Tech

What psychology of mass mobilization can tell us about the Capitol riot

Trump supporters near the US Capitol on January 6, 2021 in Washington, DC. The rioters stormed the historic building, breaking windows and clashing with police. (Photo by Shay Horse/NurPhoto via Getty Images)

Enlarge / Trump supporters near the US Capitol on January 6, 2021 in Washington, DC. The rioters stormed the historic building, breaking windows and clashing with police. (Photo by Shay Horse/NurPhoto via Getty Images)
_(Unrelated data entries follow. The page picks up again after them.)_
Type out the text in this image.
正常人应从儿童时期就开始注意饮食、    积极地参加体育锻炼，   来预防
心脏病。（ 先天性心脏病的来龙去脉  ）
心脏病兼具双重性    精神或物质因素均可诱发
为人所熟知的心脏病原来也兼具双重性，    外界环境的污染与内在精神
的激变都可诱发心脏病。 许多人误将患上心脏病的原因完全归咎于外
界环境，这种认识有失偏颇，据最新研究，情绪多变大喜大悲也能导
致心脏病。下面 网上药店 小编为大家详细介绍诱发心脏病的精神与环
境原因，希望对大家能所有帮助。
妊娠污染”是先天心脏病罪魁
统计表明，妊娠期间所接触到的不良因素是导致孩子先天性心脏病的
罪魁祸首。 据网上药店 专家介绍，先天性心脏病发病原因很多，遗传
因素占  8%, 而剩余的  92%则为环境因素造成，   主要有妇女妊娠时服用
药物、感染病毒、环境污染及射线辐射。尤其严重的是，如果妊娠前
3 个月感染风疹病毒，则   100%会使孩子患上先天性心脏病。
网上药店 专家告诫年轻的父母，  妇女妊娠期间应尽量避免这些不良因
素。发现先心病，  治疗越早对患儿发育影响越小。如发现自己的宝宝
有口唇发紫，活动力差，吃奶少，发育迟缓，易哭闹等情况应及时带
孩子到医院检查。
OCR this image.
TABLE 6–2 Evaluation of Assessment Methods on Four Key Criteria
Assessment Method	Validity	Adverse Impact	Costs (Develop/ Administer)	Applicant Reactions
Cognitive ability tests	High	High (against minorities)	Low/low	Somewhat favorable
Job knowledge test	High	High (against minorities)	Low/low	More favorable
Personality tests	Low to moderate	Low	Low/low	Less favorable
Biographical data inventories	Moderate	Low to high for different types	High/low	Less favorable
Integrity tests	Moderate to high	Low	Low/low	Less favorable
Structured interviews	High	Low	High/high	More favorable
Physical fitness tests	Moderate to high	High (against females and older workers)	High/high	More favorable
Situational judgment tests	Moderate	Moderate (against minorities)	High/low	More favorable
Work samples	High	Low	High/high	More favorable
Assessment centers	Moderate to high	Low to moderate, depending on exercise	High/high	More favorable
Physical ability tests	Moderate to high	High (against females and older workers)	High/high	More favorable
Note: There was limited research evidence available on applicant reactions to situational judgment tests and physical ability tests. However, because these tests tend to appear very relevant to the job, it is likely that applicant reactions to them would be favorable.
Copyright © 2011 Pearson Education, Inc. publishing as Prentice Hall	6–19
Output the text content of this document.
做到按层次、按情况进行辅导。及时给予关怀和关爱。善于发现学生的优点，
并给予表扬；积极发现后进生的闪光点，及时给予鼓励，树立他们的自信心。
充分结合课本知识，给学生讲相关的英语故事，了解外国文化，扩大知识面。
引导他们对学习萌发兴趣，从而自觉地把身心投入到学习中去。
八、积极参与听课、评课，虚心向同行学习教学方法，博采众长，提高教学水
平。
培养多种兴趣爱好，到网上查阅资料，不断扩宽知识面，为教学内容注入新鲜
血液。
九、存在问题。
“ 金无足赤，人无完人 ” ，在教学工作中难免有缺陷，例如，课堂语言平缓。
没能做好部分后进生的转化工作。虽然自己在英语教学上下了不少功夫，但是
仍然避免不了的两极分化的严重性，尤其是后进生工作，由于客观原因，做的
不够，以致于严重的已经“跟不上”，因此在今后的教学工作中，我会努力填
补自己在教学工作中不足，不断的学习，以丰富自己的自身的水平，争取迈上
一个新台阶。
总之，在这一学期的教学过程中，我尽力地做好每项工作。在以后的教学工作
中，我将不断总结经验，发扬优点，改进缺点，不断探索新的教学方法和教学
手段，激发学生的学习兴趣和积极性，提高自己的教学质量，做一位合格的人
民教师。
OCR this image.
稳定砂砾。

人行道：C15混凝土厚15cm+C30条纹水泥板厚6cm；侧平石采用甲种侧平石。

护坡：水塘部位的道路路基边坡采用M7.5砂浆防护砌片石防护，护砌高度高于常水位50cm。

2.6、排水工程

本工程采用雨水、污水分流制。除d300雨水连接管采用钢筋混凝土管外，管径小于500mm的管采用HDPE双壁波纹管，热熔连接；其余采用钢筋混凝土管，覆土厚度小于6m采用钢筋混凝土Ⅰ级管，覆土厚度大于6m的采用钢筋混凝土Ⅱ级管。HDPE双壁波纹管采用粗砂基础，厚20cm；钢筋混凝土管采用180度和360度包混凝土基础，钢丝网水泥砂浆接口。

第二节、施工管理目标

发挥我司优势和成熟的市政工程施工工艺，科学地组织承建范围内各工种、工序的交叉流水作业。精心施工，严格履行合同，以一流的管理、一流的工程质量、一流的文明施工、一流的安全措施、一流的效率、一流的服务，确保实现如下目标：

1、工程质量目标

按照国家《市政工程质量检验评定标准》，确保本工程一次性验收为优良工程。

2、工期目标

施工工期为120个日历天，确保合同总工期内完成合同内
It’s a dark moment in American history that will not be soon forgotten. On January 6, thousands of supporters of soon-to-be-former President Donald Trump gathered for a “Stop the Steal” rally in Washington, DC, to protest the certification of the 2020 election results by Congress. Speaker after speaker pumped up the angry crowd by repeating false claims of widespread election fraud, culminating with an address by Trump himself, in which he called on his followers to “fight like hell” and march on the US Capitol. The result: frenzied rioters overran Capitol Police, smashing windows and triumphantly posing for selfies as they roamed through the evacuated building. By the time the National Guard regained control, five people were dead, including a Capitol Police officer.

As people struggled to process the horror in the immediate aftermath, Michael Bang Petersen, a Danish political scientist at Aarhus University, weighed in on Twitter with some counter-intuitive commentary. While the predominant theme among many pundits centered on the role of Trump and his enablers spreading lies about widespread voter fraud and then whipping the crowd into a frenzy during that morning’s rally, Petersen suggested that perhaps they had it backward. “Did protestors storm Congress because they followed Trump and believed his misinformation about the US election? No,” he tweeted. “They followed Trump and believed in misinformation because they wanted to storm Congress.”

Petersen’s background is in evolutionary psychology, and his research focuses on how the adaptive challenges of human evolutionary history shape the way modern citizens think about mass politics. Back in October, Petersen published a review paper in the journal Current Opinion in Psychology, making the case for his thesis that “mass mobilization”—like we saw with the Trumpian insurrectionists storming the nation’s Capitol—is not the direct result of manipulation by misinformation/wild conspiracy theories spread by a dominant leader. Rather, the paper said, those factors are vital tools for coordinating individuals who are already predisposed to conflict.